Our findings when testing out the Face API was that the API generally does a good job with facial analysis, though it tends to perform best if there is good visibility of the face, and the face is in a primarily front-on view. If a person is in profile, the API is a lot less likely to pick up on that face. Additionally, while it does a pretty good job of guessing things like age, gender, and emotion, it was not quite as good at determining whether a person is wearing makeup or has facial hair.
There are many potential applications for these endpoints. For example, if you have many user-submitted photos or other photos representing customers, this API could be leveraged to come up with demographic data including gender and age. With photos gathered at regular intervals from a trade show booth, analytics could be gathered regarding both demographics and emotional reactions.

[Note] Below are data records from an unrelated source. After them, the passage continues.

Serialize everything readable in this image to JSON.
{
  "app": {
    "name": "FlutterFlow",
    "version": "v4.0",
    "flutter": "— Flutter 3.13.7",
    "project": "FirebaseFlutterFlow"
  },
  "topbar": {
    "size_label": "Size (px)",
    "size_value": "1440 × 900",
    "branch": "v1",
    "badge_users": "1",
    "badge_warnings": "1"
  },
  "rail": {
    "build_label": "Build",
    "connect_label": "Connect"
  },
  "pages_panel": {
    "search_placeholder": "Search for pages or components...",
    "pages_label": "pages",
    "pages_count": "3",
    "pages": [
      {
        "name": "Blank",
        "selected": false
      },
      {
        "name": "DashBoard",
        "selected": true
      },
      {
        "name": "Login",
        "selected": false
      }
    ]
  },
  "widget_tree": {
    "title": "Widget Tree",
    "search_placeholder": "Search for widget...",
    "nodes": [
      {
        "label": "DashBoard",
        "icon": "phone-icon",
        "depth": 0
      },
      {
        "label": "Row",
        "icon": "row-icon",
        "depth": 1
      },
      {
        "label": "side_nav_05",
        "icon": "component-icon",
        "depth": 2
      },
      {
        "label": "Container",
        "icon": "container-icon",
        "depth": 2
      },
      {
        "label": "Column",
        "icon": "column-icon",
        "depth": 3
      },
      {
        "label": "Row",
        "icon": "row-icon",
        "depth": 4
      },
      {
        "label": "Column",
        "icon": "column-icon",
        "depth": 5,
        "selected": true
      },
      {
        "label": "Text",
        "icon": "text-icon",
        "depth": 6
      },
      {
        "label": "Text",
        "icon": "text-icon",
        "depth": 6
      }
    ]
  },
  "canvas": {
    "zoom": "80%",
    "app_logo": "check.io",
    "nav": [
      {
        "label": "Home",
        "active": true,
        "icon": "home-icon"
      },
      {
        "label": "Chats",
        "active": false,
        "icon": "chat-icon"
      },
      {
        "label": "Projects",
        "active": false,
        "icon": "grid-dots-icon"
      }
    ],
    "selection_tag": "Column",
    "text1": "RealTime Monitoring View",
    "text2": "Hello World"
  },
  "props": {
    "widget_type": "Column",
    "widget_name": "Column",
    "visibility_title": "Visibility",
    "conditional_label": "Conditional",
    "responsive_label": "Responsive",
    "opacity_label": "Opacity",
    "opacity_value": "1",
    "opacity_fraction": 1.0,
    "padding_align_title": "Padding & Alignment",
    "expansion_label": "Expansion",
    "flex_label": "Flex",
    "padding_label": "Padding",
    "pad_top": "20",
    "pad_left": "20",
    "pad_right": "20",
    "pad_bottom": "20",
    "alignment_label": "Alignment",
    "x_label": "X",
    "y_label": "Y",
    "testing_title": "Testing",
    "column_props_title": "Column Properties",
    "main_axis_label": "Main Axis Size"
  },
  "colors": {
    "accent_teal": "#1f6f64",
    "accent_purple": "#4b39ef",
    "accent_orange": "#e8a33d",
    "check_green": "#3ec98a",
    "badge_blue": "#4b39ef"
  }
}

For applications that deal with a distinct set of people, such as members of a sports team or a group of employees, the ability to identify individuals could be used to automatically tag people within photos.
Text Analytics API
The Text Analytics API is a relatively simple API consisting of just a few endpoints, each of which performs some analysis on a piece of text. It can:
- Extract key phrases from a piece of text
- Analyze the overall sentiment of the text
- Identify the language that text is written in
In our experimentation, the sentiment analysis seems to be accurate most of the time, although it does tend to come through as mostly positive or mostly negative with not a whole lot of variance in between. Certain subtleties of language (e.g. sarcasm) are lost on it. It seems to be best at handling input that resembles reviews. The ability to pull out key phrases tends to grab a lot of words and phrases, rather than totally whittling it down to a short list.
A possible use case that could leverage both endpoints would be a tool that analyzes user feedback. This tool could group feedback into positive and negative feedback, and then list out the most frequently occurring phrases in each group. This could be useful for identifying trends, and could provide insights into areas for improvement.
Bing Custom Search
As of April 2017, Google started to discontinue the paid tier of the popular Google Site Search. By 2018, the product will be retired entirely. This move left a hole in the market for robust, easily integrated, commercial-grade site search options. Bing Custom Search (currently in Preview mode, expected to be released in Fall 2017) could help fill this void.
Bing Custom Search provides a web interface where the custom search instance may be set up and configured, including the ability to include one or more websites within the search results, promote specific results for certain queries, weight some sections of the site higher than others in search, exclude pages from search, and so on. This setup and configuration is accomplished through a friendly GUI and does not need to be done by a developer. Once the site search is configured, a developer can integrate the custom search instance into a site using the Bing Web Search API.
We tested out Bing Custom Search and found it easy to work with and to get up and running. It also includes some nice features such as the ability to autocorrect misspelled searches, hit highlighting in results, and the fact it is ad-free. Once it is fully released, Bing Custom Search should be a nice option for those seeking custom site search.
In addition to what has been covered in this article, there are many other machine learning APIs out there, including both pre-trained APIs like the ones covered in this article, and trainable APIs that can be used for more customizable solutions. We hope that hearing about what is possible has sparked some ideas of what is possible with machine learning APIs.